Swiss drummer-composer Pierre Favre has been bringing new impulses to European jazz since the 1960s. At home with all of the music’s styles, from New Orleans to bop to free playing, he is in every context a uniquely lyrical, melodically-minded drummer. The range of ECM musicians with whom Favre has played gives an index of his open-mindedness: from Dino Saluzzi to Arvo Pärt to John Surman and Barre Phillips. His leader dates for the label have included discs with Kenny Wheeler and Steve Swallow (“Window Steps”, 1995) with singer Tamia (“De la nuit... le jour”, 1987, “Solitudes”, 1991) with fellow percussionists Paul Motian, Fredy Studer and Nana Vasconcelos (1984).
“Fleuve” introduces his new ensemble, a group of most unorthodox line-up. With tuba, double-bass and bass guitar, the music does not lack authority at the bottom end when needed, but it is also highly mobile and agile, and is given plenty of room to move inside Manfred Eicher’s spacious production. Its music is elegant, sinuous, poetic, its timbres and textures surprisingly evocative of renaissance music, its lyricism timeless. In Favre’s pieces, the differentiated dynamics, arrangements and melody are influenced and developed primarily from the sound colours of his solo percussion playing. Sometimes drums, harp, bass and guitar function as a core ‘rhythm group’ inside which musical ideas are perpetually interchanged, with tuba/serpent and reeds as frontline voices. Just as often, however, the contributions of all seven musicians overlap contrapuntally, a procedure that has its roots in traditional jazz, utilised to decidedly non-traditional effect.
Renowned Swiss filmmaker Pio Corradi, who has also been cinematographer on more than 60 films since the 1970s, working with Robert Frank, Xavier Koller and many other directors, recently completed a film portrait of Pierre Favre entitled “Poetry In Motion”. The film is premiered at KKL Lucerne, Switzerland, on October 28th. Following the screening, the Pierre Favre Ensemble will play music from “Fleuve”.

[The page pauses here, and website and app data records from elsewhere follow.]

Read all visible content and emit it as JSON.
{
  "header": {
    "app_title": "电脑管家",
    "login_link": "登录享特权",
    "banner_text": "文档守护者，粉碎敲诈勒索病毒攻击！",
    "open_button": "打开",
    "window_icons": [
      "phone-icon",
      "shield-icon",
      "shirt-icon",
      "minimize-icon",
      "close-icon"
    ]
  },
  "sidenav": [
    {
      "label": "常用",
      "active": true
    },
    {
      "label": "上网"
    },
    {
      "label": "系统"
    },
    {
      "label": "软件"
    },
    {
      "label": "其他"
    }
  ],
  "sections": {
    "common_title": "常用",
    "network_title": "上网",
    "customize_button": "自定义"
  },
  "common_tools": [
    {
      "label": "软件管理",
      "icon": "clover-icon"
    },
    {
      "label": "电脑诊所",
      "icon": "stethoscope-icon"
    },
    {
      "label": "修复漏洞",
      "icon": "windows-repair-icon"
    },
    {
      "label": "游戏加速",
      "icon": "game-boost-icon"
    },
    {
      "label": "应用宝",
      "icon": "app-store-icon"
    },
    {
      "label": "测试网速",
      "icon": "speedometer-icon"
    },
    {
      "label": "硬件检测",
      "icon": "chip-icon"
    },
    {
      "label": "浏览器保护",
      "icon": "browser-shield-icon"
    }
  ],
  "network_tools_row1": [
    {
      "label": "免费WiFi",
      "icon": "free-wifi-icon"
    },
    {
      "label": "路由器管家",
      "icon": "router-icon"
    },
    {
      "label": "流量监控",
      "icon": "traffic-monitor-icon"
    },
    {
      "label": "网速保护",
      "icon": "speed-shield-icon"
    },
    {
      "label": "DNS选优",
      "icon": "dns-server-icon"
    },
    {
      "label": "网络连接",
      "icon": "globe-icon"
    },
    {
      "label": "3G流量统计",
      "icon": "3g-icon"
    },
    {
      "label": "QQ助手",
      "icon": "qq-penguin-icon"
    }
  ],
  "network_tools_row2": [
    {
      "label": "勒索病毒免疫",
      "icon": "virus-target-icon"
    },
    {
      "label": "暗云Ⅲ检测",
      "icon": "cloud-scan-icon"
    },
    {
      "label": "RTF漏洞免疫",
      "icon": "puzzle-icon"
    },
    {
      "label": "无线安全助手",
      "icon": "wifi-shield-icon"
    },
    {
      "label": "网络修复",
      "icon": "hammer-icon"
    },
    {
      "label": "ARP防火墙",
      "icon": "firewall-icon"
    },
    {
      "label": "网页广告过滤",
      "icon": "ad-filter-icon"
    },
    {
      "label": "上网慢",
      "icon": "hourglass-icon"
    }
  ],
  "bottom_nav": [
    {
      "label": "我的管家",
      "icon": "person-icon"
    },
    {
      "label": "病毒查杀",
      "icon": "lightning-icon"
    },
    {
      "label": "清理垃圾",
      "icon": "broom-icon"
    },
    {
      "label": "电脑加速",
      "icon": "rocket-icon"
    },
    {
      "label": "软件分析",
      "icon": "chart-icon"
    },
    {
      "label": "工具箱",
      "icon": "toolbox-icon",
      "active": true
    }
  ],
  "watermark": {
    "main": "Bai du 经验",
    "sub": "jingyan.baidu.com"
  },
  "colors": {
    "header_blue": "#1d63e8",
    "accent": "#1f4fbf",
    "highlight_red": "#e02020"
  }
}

All of the ensemble members are well known in their respective areas of activity. Like Favre himself, reedman Frank Kroll has experience in improvisation in and out of jazz: he has worked with Indian sarod master Vikash Maharaj and Afghan percussionist Hakim Ludin, as well as a long list of European players including Herbert Joos, Bernd Konrad and Hans Koller.

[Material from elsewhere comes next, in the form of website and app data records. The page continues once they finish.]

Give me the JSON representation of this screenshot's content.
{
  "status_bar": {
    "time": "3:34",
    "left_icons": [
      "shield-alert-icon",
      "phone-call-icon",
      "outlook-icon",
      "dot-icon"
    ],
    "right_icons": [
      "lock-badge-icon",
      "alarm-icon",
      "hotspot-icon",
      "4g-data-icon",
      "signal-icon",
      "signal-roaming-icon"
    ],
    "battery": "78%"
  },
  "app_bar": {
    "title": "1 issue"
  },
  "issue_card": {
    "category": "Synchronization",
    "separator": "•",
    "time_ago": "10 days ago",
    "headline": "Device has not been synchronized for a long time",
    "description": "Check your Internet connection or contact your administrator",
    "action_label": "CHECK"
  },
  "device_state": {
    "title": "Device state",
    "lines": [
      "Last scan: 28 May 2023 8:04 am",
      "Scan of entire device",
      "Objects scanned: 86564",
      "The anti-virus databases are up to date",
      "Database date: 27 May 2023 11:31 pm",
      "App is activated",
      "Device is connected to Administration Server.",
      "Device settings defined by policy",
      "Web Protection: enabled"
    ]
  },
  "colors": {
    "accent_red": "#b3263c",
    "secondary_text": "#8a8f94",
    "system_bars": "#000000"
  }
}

Michel Godard, formerly a member of the Ensemble InterContemporain, the Venice Baroque Ensemble and Arban Chamber Brass, is also long-established as the most in-demand tuba player in improvised music and has played with Louis Sclavis, Gianluigi Trovesi, Enrico Rava, Horace Tapscott, Misha Mengelberg, Kenny Wheeler and dozens more.
Harpist Hélène Breschand has worked with composers including Luciano Berio, Emmanuel Nunes and Bernard Cavanna, and is a member of the Ensemble Laborintusan and the Orchestre Trans Européennes and is active as a soloist, chamber musician and improviser. Her musical partners have included Sophie Agnel, Henri Tournier, Jean-Marc Montera, Garth Knox, Michel Doneda and many others.
Bassist Bänz Oester, active in jazz contexts from standards to free improvisation, leads several bands of his and has also played with Dewey Redman, Michael Brecker, Joe Lovano and the Vienna Art Orchestra.
Guitarist Philipp Schaufelberger has also toured extensively with Dewey Redman, and given concerts with Paul Motian, Joey Baron, Jim Black and others. He has been a member of Harald Haerter’s quartet since 1994 and of Lukas Niggli’s group Zoom since 2000. Like Michel Godard he was previously a part of Favre’s Singing Drums project.
Bass guitarist Wolfgang Zwiauer has played across the genres with musicians from Gerorge Gruntz to Wolfgang Muthspiel to Candy Dulfer, and co-produced recordings by Shirley Grimes and Mat Callahan.